YouTube: A New Revelation
Allow me to share with you a little secret. The only reason I have ever been interested in the book of Revelation is to help people understand that it has nothing to do with the events of today. Though there are a few passages that, when taken out of context, invoke inspiration, most of it is confusing to those who lack understanding of the historical context in which it originally appeared.
Revelation is a New Testament example of the classical apocalyptic genre. The 13th chapter of Mark, known as the little apocalypse, is another. The book of Daniel is an Old Testament equivalent. Apocalyptic writing usually appears when the authors producing it are part of a persecuted community. In the case of Daniel, the Jews were under Persian persecution. Revelation appeared during the Roman persecution of Christians.
Apocalyptic language depicts a great battle between the forces of good and evil. The apocalyptic community of the Essenes envisioned a battle between the sons of darkness and the sons of light. In their eyes, the sons of darkness included the Romans and Jewish leadership they believed had hijacked pure Judaism. The envisioned battle, which takes place on a cosmic scale, culminates under a variety of names such as the end of days, the end times, judgment day, or the day of the Lord. We must understand that these authors do not see the end times as the end of history but as the end of the present evil age, when the oppressor is overthrown and the oppressed emerge victorious.

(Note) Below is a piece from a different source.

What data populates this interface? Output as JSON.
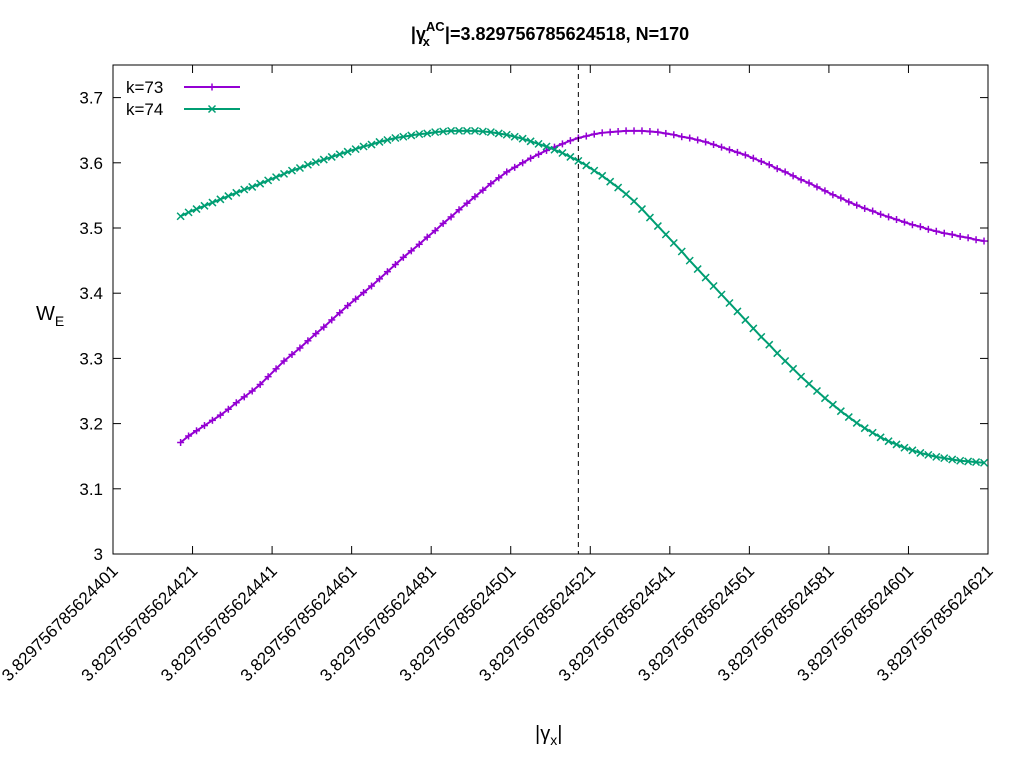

Revelation was a promise to the Christians that Jesus would soon return and the overthrow of the great beast that was Rome would commence. The book appeared somewhere around AD 95-100. Christianity was not actually sanctioned by the Roman empire until the reign of Constantine the Great (AD 306-337). The intended message of Revelation to the early Christian community was simple: Hold fast, the days of persecution are numbered. Jesus is returning soon. “Behold, I am coming soon, bringing my recompense, to repay every one for what he has done” (Rev. 22:12). “Surely I am coming soon” (Rev. 22:20).

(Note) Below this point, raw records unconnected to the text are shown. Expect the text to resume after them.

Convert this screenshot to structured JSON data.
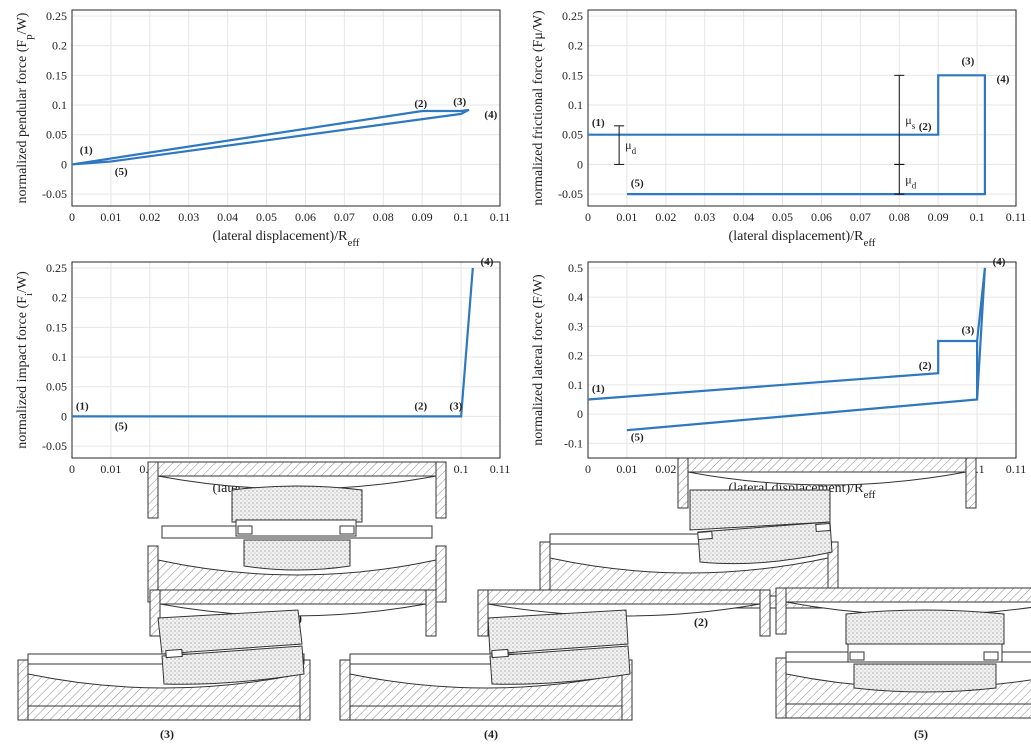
{
  "colors": {
    "series": "#2f78bf",
    "axis": "#262626",
    "grid": "#e6e6e6"
  },
  "chart_data": [
    {
      "type": "line",
      "xlabel": "(lateral displacement)/R",
      "xlabel_sub": "eff",
      "ylabel": "normalized pendular force (F",
      "ylabel_sub": "p",
      "ylabel_end": "/W)",
      "xlim": [
        0,
        0.11
      ],
      "ylim": [
        -0.07,
        0.26
      ],
      "xticks": [
        "0",
        "0.01",
        "0.02",
        "0.03",
        "0.04",
        "0.05",
        "0.06",
        "0.07",
        "0.08",
        "0.09",
        "0.1",
        "0.11"
      ],
      "yticks": [
        "-0.05",
        "0",
        "0.05",
        "0.1",
        "0.15",
        "0.2",
        "0.25"
      ],
      "grid": true,
      "series": [
        {
          "x": [
            0,
            0.09,
            0.1,
            0.102,
            0.1,
            0.01,
            0
          ],
          "y": [
            0,
            0.09,
            0.09,
            0.092,
            0.085,
            0.005,
            0
          ]
        }
      ],
      "annotations": [
        {
          "text": "(1)",
          "x": 0.002,
          "y": 0.018
        },
        {
          "text": "(2)",
          "x": 0.088,
          "y": 0.097
        },
        {
          "text": "(3)",
          "x": 0.098,
          "y": 0.1
        },
        {
          "text": "(4)",
          "x": 0.106,
          "y": 0.078
        },
        {
          "text": "(5)",
          "x": 0.011,
          "y": -0.018
        }
      ]
    },
    {
      "type": "line",
      "xlabel": "(lateral displacement)/R",
      "xlabel_sub": "eff",
      "ylabel": "normalized frictional force (Fμ/W)",
      "ylabel_sub": "",
      "ylabel_end": "",
      "xlim": [
        0,
        0.11
      ],
      "ylim": [
        -0.07,
        0.26
      ],
      "xticks": [
        "0",
        "0.01",
        "0.02",
        "0.03",
        "0.04",
        "0.05",
        "0.06",
        "0.07",
        "0.08",
        "0.09",
        "0.1",
        "0.11"
      ],
      "yticks": [
        "-0.05",
        "0",
        "0.05",
        "0.1",
        "0.15",
        "0.2",
        "0.25"
      ],
      "grid": true,
      "series": [
        {
          "x": [
            0,
            0.09,
            0.09,
            0.102,
            0.102,
            0.01
          ],
          "y": [
            0.05,
            0.05,
            0.15,
            0.15,
            -0.05,
            -0.05
          ]
        }
      ],
      "annotations": [
        {
          "text": "(1)",
          "x": 0.001,
          "y": 0.065
        },
        {
          "text": "(2)",
          "x": 0.085,
          "y": 0.058
        },
        {
          "text": "(3)",
          "x": 0.096,
          "y": 0.168
        },
        {
          "text": "(4)",
          "x": 0.105,
          "y": 0.138
        },
        {
          "text": "(5)",
          "x": 0.011,
          "y": -0.037
        }
      ],
      "markers": [
        {
          "label": "μ",
          "label_sub": "d",
          "x": 0.008,
          "y0": 0,
          "y1": 0.065
        },
        {
          "label": "μ",
          "label_sub": "s",
          "x": 0.08,
          "y0": 0,
          "y1": 0.15
        },
        {
          "label": "μ",
          "label_sub": "d",
          "x": 0.08,
          "y0": -0.05,
          "y1": 0
        }
      ]
    },
    {
      "type": "line",
      "xlabel": "(lateral displacement)/R",
      "xlabel_sub": "eff",
      "ylabel": "normalized impact force (F",
      "ylabel_sub": "i",
      "ylabel_end": "/W)",
      "xlim": [
        0,
        0.11
      ],
      "ylim": [
        -0.07,
        0.26
      ],
      "xticks": [
        "0",
        "0.01",
        "0.02",
        "0.03",
        "0.04",
        "0.05",
        "0.06",
        "0.07",
        "0.08",
        "0.09",
        "0.1",
        "0.11"
      ],
      "yticks": [
        "-0.05",
        "0",
        "0.05",
        "0.1",
        "0.15",
        "0.2",
        "0.25"
      ],
      "grid": true,
      "series": [
        {
          "x": [
            0,
            0.1,
            0.103
          ],
          "y": [
            0,
            0,
            0.25
          ]
        }
      ],
      "annotations": [
        {
          "text": "(1)",
          "x": 0.001,
          "y": 0.012
        },
        {
          "text": "(2)",
          "x": 0.088,
          "y": 0.012
        },
        {
          "text": "(3)",
          "x": 0.097,
          "y": 0.012
        },
        {
          "text": "(4)",
          "x": 0.105,
          "y": 0.255
        },
        {
          "text": "(5)",
          "x": 0.011,
          "y": -0.022
        }
      ]
    },
    {
      "type": "line",
      "xlabel": "(lateral displacement)/R",
      "xlabel_sub": "eff",
      "ylabel": "normalized lateral force (F/W)",
      "ylabel_sub": "",
      "ylabel_end": "",
      "xlim": [
        0,
        0.11
      ],
      "ylim": [
        -0.15,
        0.52
      ],
      "xticks": [
        "0",
        "0.01",
        "0.02",
        "0.03",
        "0.04",
        "0.05",
        "0.06",
        "0.07",
        "0.08",
        "0.09",
        "0.1",
        "0.11"
      ],
      "yticks": [
        "-0.1",
        "0",
        "0.1",
        "0.2",
        "0.3",
        "0.4",
        "0.5"
      ],
      "grid": true,
      "series": [
        {
          "x": [
            0,
            0.09,
            0.09,
            0.1,
            0.1,
            0.102,
            0.1,
            0.1,
            0.01
          ],
          "y": [
            0.05,
            0.14,
            0.25,
            0.25,
            0.05,
            0.5,
            0.25,
            0.05,
            -0.055
          ]
        }
      ],
      "annotations": [
        {
          "text": "(1)",
          "x": 0.001,
          "y": 0.075
        },
        {
          "text": "(2)",
          "x": 0.085,
          "y": 0.155
        },
        {
          "text": "(3)",
          "x": 0.096,
          "y": 0.275
        },
        {
          "text": "(4)",
          "x": 0.104,
          "y": 0.51
        },
        {
          "text": "(5)",
          "x": 0.011,
          "y": -0.09
        }
      ]
    }
  ],
  "diagram_labels": [
    "(1)",
    "(2)",
    "(3)",
    "(4)",
    "(5)"
  ]
}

Because Jesus did not return as promised, Revelation fell into obscurity. When it emerged many years later, it did so disconnected from its historical context and theologians routinely began treating it as prophecy. To our present day, religious professionals have attempted to decipher the symbols in ways that inspire hope that the evil forces at work in our current affairs are about to be overthrown. A book so rich in symbolism has, through the centuries, proven to be fertile ground for the active imagination. Not a single one of their predictions have come to fruition.
One beautiful takeaway that is true of anyone under the oppression of that great beast of fear is found in these passages:
“Behold, the dwelling of God is with men. He will dwell with them, and they shall be his people, and God himself will be with them; he will wipe away every tear from their eyes, and death shall be no more, neither shall there be mourning nor crying nor pain any more, for the former things have passed away” (Rev. 21:3-4).